The Pulse of a Perfect Heart
Published on our website on Wednesday 14 June.
There! Out it boomed. First a warning, musical; then the hour, irrevocable. The leaden circles dissolved in the air. Such fools we are, she thought, crossing Victoria Street. For Heaven only knows why one loves it so, how one sees it so, making it up, building it round one, tumbling it, creating it every moment afresh.
The Royal Society of Literature, in partnership with Peninsula Press, have commissioned three writers to respond to the combined might, maps and meaning of two distinctively London-based novels: Mrs Dalloway by Viriginia Woolf and Love, Leda by Mark Hyatt.
Three writers – Ashleigh Nugent, Oluwaseun Olayiwola and Tice Cin — received copies of Mrs Dalloway and Love, Leda, as well as a map created by artist Ian Giles: A Guide to Leda’s London. They were tasked with creating responses which nodded to both books – their points of connections and divergence – whilst creating something new, further populating and complicating, not to mention enriching, London’s literary landscape. Creating every moment afresh.
Both novels take us on journeys around the capital, with locations such as Hyde Park and Oxford Street popping up in each. Both employ a stream of consciousness narrative, even while slipping in and out of consciousness. Both novels are named for their protagonists, both present us with class structures, both look at different kinds of love. Whereas Virginia Woolf is one of the most famous writers of the last century, Mark Hyatt’s modest renown as a poet has faded in the years since his death in 1972, and the manuscript for Love, Leda was only discovered in 2019 by Luke Roberts and Sam Ladkin, after they made contact with Mark’s friend Lucy O’Shea, and published beautifully by Peninsula Press soon after. Written around 1965, Love, Leda pre-dates the Sexual Offences Act of 1967. It is a portrait of a lost Soho, as well as an important document of queer, working-class life, from a voice long overlooked.

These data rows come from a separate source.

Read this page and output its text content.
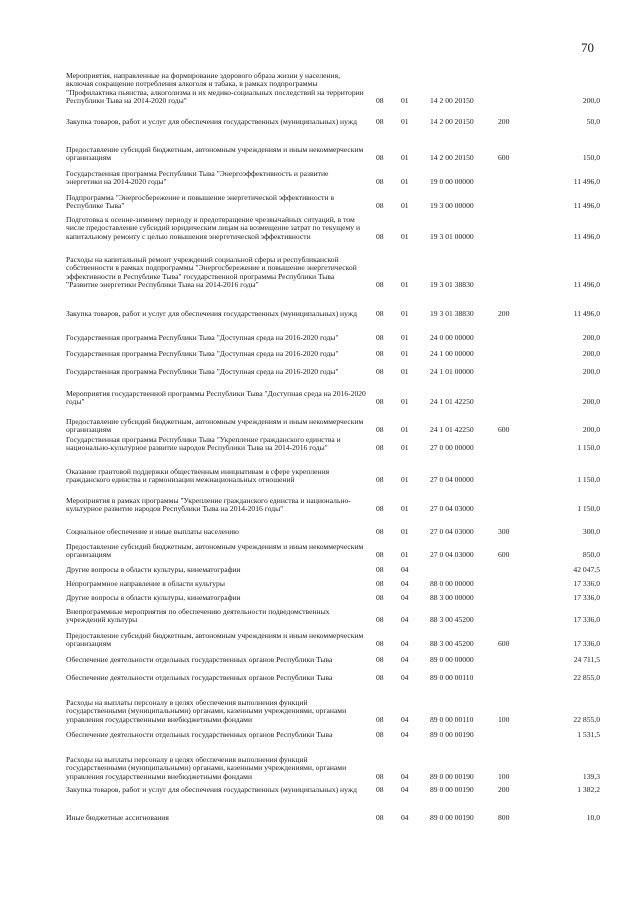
70
Мероприятия, направленные на формирование здорового образа жизни у населения, включая сокращение потребления алкоголя и табака, в рамках подпрограммы "Профилактика пьянства, алкоголизма и их медико-социальных последствий на территории Республики Тыва на 2014-2020 годы"	08 01	14 2 00 20150	200,0
Закупка товаров, работ и услуг для обеспечения государственных (муниципальных) нужд	08 01	14 2 00 20150	200	50,0
Предоставление субсидий бюджетным, автономным учреждениям и иным некоммерческим организациям	08 01	14 2 00 20150	600	150,0
Государственная программа Республики Тыва "Энергоэффективность и развитие энергетики на 2014-2020 годы"	08 01	19 0 00 00000	11 496,0
Подпрограмма "Энергосбережение и повышение энергетической эффективности в Республике Тыва"	08 01	19 3 00 00000	11 496,0
Подготовка к осенне-зимнему периоду и предотвращение чрезвычайных ситуаций, в том числе предоставление субсидий юридическим лицам на возмещение затрат по текущему и капитальному ремонту с целью повышения энергетической эффективности	08 01	19 3 01 00000	11 496,0
Расходы на капитальный ремонт учреждений социальной сферы и республиканской собственности в рамках подпрограммы "Энергосбережение и повышение энергетической эффективности в Республике Тыва" государственной программы Республики Тыва "Развитие энергетики Республики Тыва на 2014-2016 годы"	08 01	19 3 01 38830	11 496,0
Закупка товаров, работ и услуг для обеспечения государственных (муниципальных) нужд	08 01	19 3 01 38830	200	11 496,0
Государственная программа Республики Тыва "Доступная среда на 2016-2020 годы"	08 01	24 0 00 00000	200,0
Государственная программа Республики Тыва "Доступная среда на 2016-2020 годы"	08 01	24 1 00 00000	200,0
Государственная программа Республики Тыва "Доступная среда на 2016-2020 годы"	08 01	24 1 01 00000	200,0
Мероприятия государственной программы Республики Тыва "Доступная среда на 2016-2020 годы"	08 01	24 1 01 42250	200,0
Предоставление субсидий бюджетным, автономным учреждениям и иным некоммерческим организациям	08 01	24 1 01 42250	600	200,0
Государственная программа Республики Тыва "Укрепление гражданского единства и национально-культурное развитие народов Республики Тыва на 2014-2016 годы"	08 01	27 0 00 00000	1 150,0
Оказание грантовой поддержки общественным инициативам в сфере укрепления гражданского единства и гармонизации межнациональных отношений	08 01	27 0 04 00000	1 150,0
Мероприятия в рамках программы "Укрепление гражданского единства и национально-культурное развитие народов Республики Тыва на 2014-2016 годы"	08 01	27 0 04 03000	1 150,0
Социальное обеспечение и иные выплаты населению	08 01	27 0 04 03000	300	300,0
Предоставление субсидий бюджетным, автономным учреждениям и иным некоммерческим организациям	08 01	27 0 04 03000	600	850,0
Другие вопросы в области культуры, кинематографии	08 04	42 047,5
Непрограммное направление в области культуры	08 04	88 0 00 00000	17 336,0
Другие вопросы в области культуры, кинематографии	08 04	88 3 00 00000	17 336,0
Внепрограммные мероприятия по обеспечению деятельности подведомственных учреждений культуры	08 04	88 3 00 45200	17 336,0
Предоставление субсидий бюджетным, автономным учреждениям и иным некоммерческим организациям	08 04	88 3 00 45200	600	17 336,0
Обеспечение деятельности отдельных государственных органов Республики Тыва	08 04	89 0 00 00000	24 711,5
Обеспечение деятельности отдельных государственных органов Республики Тыва	08 04	89 0 00 00110	22 855,0
Расходы на выплаты персоналу в целях обеспечения выполнения функций государственными (муниципальными) органами, казенными учреждениями, органами управления государственными внебюджетными фондами	08 04	89 0 00 00110	100	22 855,0
Обеспечение деятельности отдельных государственных органов Республики Тыва	08 04	89 0 00 00190	1 531,5
Расходы на выплаты персоналу в целях обеспечения выполнения функций государственными (муниципальными) органами, казенными учреждениями, органами управления государственными внебюджетными фондами	08 04	89 0 00 00190	100	139,3
Закупка товаров, работ и услуг для обеспечения государственных (муниципальных) нужд	08 04	89 0 00 00190	200	1 382,2
Иные бюджетные ассигнования	08 04	89 0 00 00190	800	10,0
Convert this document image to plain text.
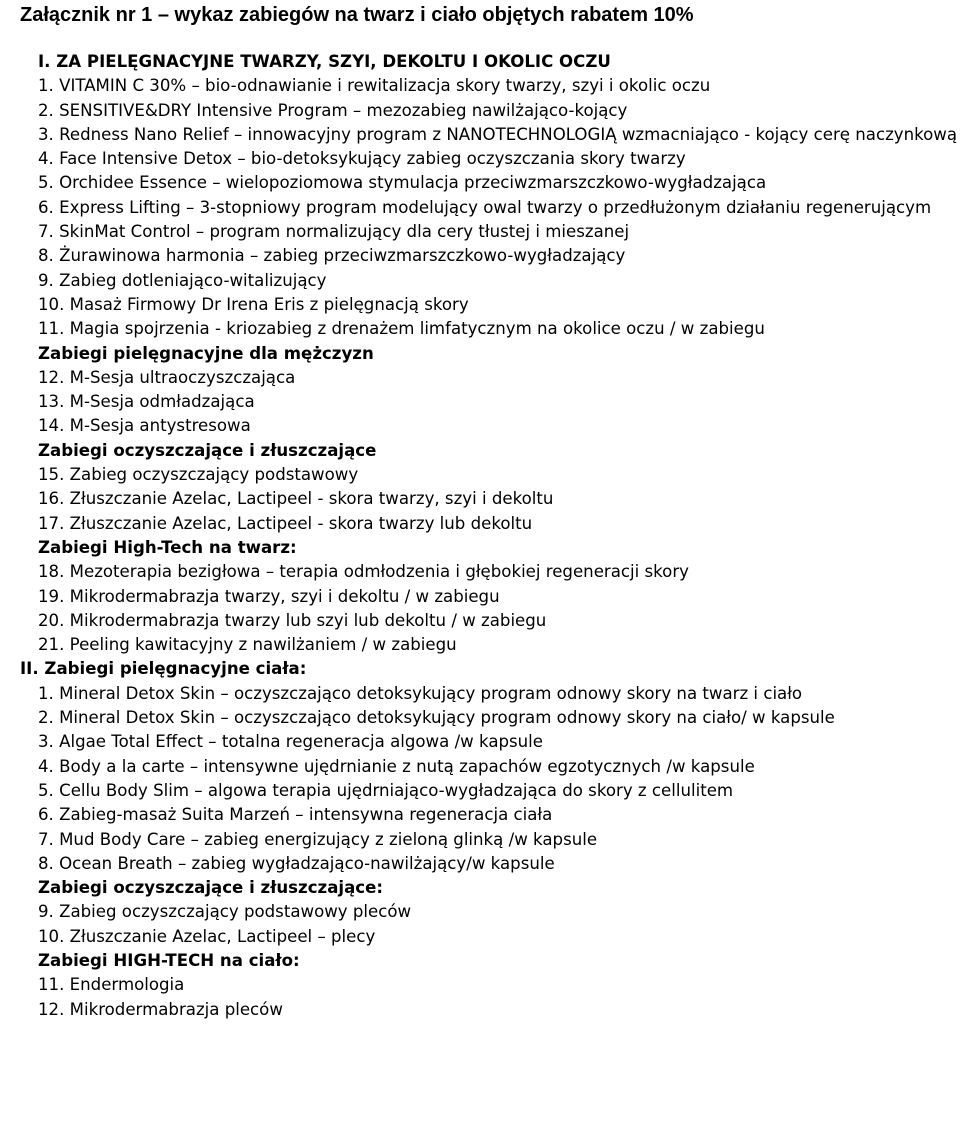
Załącznik nr 1 – wykaz zabiegów na twarz i ciało objętych rabatem 10%
I. ZA PIELĘGNACYJNE TWARZY, SZYI, DEKOLTU I OKOLIC OCZU
1. VITAMIN C 30% – bio-odnawianie i rewitalizacja skory twarzy, szyi i okolic oczu
2. SENSITIVE&DRY Intensive Program – mezozabieg nawilżająco-kojący
3. Redness Nano Relief – innowacyjny program z NANOTECHNOLOGIĄ wzmacniająco - kojący cerę naczynkową
4. Face Intensive Detox – bio-detoksykujący zabieg oczyszczania skory twarzy
5. Orchidee Essence – wielopoziomowa stymulacja przeciwzmarszczkowo-wygładzająca
6. Express Lifting – 3-stopniowy program modelujący owal twarzy o przedłużonym działaniu regenerującym
7. SkinMat Control – program normalizujący dla cery tłustej i mieszanej
8. Żurawinowa harmonia – zabieg przeciwzmarszczkowo-wygładzający
9. Zabieg dotleniająco-witalizujący
10. Masaż Firmowy Dr Irena Eris z pielęgnacją skory
11. Magia spojrzenia - kriozabieg z drenażem limfatycznym na okolice oczu / w zabiegu
Zabiegi pielęgnacyjne dla mężczyzn
12. M-Sesja ultraoczyszczająca
13. M-Sesja odmładzająca
14. M-Sesja antystresowa
Zabiegi oczyszczające i złuszczające
15. Zabieg oczyszczający podstawowy
16. Złuszczanie Azelac, Lactipeel - skora twarzy, szyi i dekoltu
17. Złuszczanie Azelac, Lactipeel - skora twarzy lub dekoltu
Zabiegi High-Tech na twarz:
18. Mezoterapia bezigłowa – terapia odmłodzenia i głębokiej regeneracji skory
19. Mikrodermabrazja twarzy, szyi i dekoltu / w zabiegu
20. Mikrodermabrazja twarzy lub szyi lub dekoltu / w zabiegu
21. Peeling kawitacyjny z nawilżaniem / w zabiegu
II. Zabiegi pielęgnacyjne ciała:
1. Mineral Detox Skin – oczyszczająco detoksykujący program odnowy skory na twarz i ciało
2. Mineral Detox Skin – oczyszczająco detoksykujący program odnowy skory na ciało/ w kapsule
3. Algae Total Effect – totalna regeneracja algowa /w kapsule
4. Body a la carte – intensywne ujędrnianie z nutą zapachów egzotycznych /w kapsule
5. Cellu Body Slim – algowa terapia ujędrniająco-wygładzająca do skory z cellulitem
6. Zabieg-masaż Suita Marzeń – intensywna regeneracja ciała
7. Mud Body Care – zabieg energizujący z zieloną glinką /w kapsule
8. Ocean Breath – zabieg wygładzająco-nawilżający/w kapsule
Zabiegi oczyszczające i złuszczające:
9. Zabieg oczyszczający podstawowy pleców
10. Złuszczanie Azelac, Lactipeel – plecy
Zabiegi HIGH-TECH na ciało:
11. Endermologia
12. Mikrodermabrazja pleców
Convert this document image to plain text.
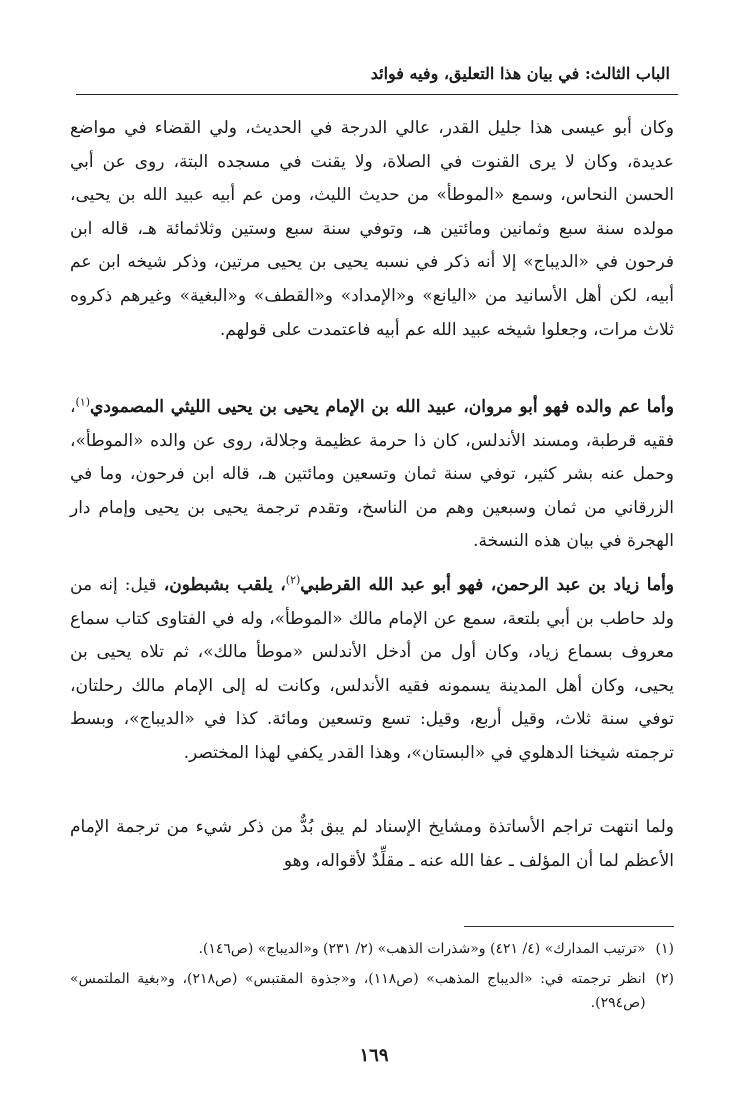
الباب الثالث: في بيان هذا التعليق، وفيه فوائد

وكان أبو عيسى هذا جليل القدر، عالي الدرجة في الحديث، ولي القضاء في مواضع عديدة، وكان لا يرى القنوت في الصلاة، ولا يقنت في مسجده البتة، روى عن أبي الحسن النحاس، وسمع «الموطأ» من حديث الليث، ومن عم أبيه عبيد الله بن يحيى، مولده سنة سبع وثمانين ومائتين هـ، وتوفي سنة سبع وستين وثلاثمائة هـ، قاله ابن فرحون في «الديباج» إلا أنه ذكر في نسبه يحيى بن يحيى مرتين، وذكر شيخه ابن عم أبيه، لكن أهل الأسانيد من «اليانع» و«الإمداد» و«القطف» و«البغية» وغيرهم ذكروه ثلاث مرات، وجعلوا شيخه عبيد الله عم أبيه فاعتمدت على قولهم.

وأما عم والده فهو أبو مروان، عبيد الله بن الإمام يحيى بن يحيى الليثي المصمودي$^{(١)}$، فقيه قرطبة، ومسند الأندلس، كان ذا حرمة عظيمة وجلالة، روى عن والده «الموطأ»، وحمل عنه بشر كثير، توفي سنة ثمان وتسعين ومائتين هـ، قاله ابن فرحون، وما في الزرقاني من ثمان وسبعين وهم من الناسخ، وتقدم ترجمة يحيى بن يحيى وإمام دار الهجرة في بيان هذه النسخة.

وأما زياد بن عبد الرحمن، فهو أبو عبد الله القرطبي$^{(٢)}$، يلقب بشبطون، قيل: إنه من ولد حاطب بن أبي بلتعة، سمع عن الإمام مالك «الموطأ»، وله في الفتاوى كتاب سماع معروف بسماع زياد، وكان أول من أدخل الأندلس «موطأ مالك»، ثم تلاه يحيى بن يحيى، وكان أهل المدينة يسمونه فقيه الأندلس، وكانت له إلى الإمام مالك رحلتان، توفي سنة ثلاث، وقيل أربع، وقيل: تسع وتسعين ومائة. كذا في «الديباج»، وبسط ترجمته شيخنا الدهلوي في «البستان»، وهذا القدر يكفي لهذا المختصر.

ولما انتهت تراجم الأساتذة ومشايخ الإسناد لم يبق بُدٌّ من ذكر شيء من ترجمة الإمام الأعظم لما أن المؤلف ـ عفا الله عنه ـ مقلِّدٌ لأقواله، وهو

(١)
«ترتيب المدارك» (٤/ ٤٢١) و«شذرات الذهب» (٢/ ٢٣١) و«الديباج» (ص١٤٦).
(٢)
انظر ترجمته في: «الديباج المذهب» (ص١١٨)، و«جذوة المقتبس» (ص٢١٨)، و«بغية الملتمس» (ص٢٩٤).
١٦٩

Mark Hyatt was born in South London in 1940, and died by suicide outside Blackburn in 1972. His selected poems, So Much For Life, edited by Sam Ladkin and Luke Roberts, is forthcoming with Nightboat Books (2023). Hyatt received little or no formal education, and learned to read and write as an adult. Love, Leda (c. 1965) is his only known novel.
It’s mid morning. Cool. Not many coffee bars open. I, the brave one, god of any telephone kiosk, walk down Dean Street, see the man of the day; raincoat, shoulders round, hair black, falling out; heavenly blue eyes cast down into his own hell. Bold as brass I cross the road stopping dead in front of him. He raises his eyes, so sadly that I love him for it.
Oluwaseun Olayiwola is a poet, critic, and choreographer living in London. His poems have been published in the Guardian, The Poetry Review, Oxford Poetry, 14poems and elsewhere. In 2023, he placed second in the Ledbury Poetry Competition. He became a Ledbury Poetry Critic in 2021 and since then his criticism has been published in Telegraph, TLS, the Poetry School, and Magma. Oluwaseun was an inaugural member of the Southbank Poetry Collective. He also has an MFA in Choreography from the Trinity Laban Conservatoire of Music and Dance, where he was a Fulbright Scholar. His debut collection is forthcoming from Granta.
Ashleigh Nugent was Liverpool City Region’s Artist of the Year in 2022. He has been published in academic journals, poetry anthologies and magazines. Nugent has written for the Everyman Theatre, Liverpool and Live Theatre, Newcastle. He is now a special advisor at the Shakespeare North Playhouse, a theatre built on the site where he had his first pint aged fourteen, opposite the place he was first locked up by racist police, built on the car park where he was once threatened with an axe. Nugent is also a director at RiseUp CiC, where he uses his own life experience to support prisoners and inspire change.
Tice Cin is an interdisciplinary artist from north London. Tice has acted and performed at venues such as Battersea Arts Centre and the Barbican’s Pit Theatre, and has been commissioned by organisations including St. Paul’s Cathedral, Cartier and Edinburgh International Book Festival. She was named one of Complex magazine’s best music journalists of 2021 and 2022, and has written for places such as DJ Mag and Mixmag. Her debut novel, Keeping the House (And Other Stories, 2021) was named one of the Guardian’s Best Books of 2021, and has been featured in The Scotsman, The New York Times and The Washington Post. A DJ and music producer, Tice is preparing to release an accompanying album for Keeping the House with a host of talented features, including members of her creative house/ collective fwrdmtn*, Latekid, Kemanci and Kareem Parkins-Brown. A filmmaker, she is currently writing and co-directing three short films. With her collective Design Yourself, she explores what it means to be human when technology is changing everything.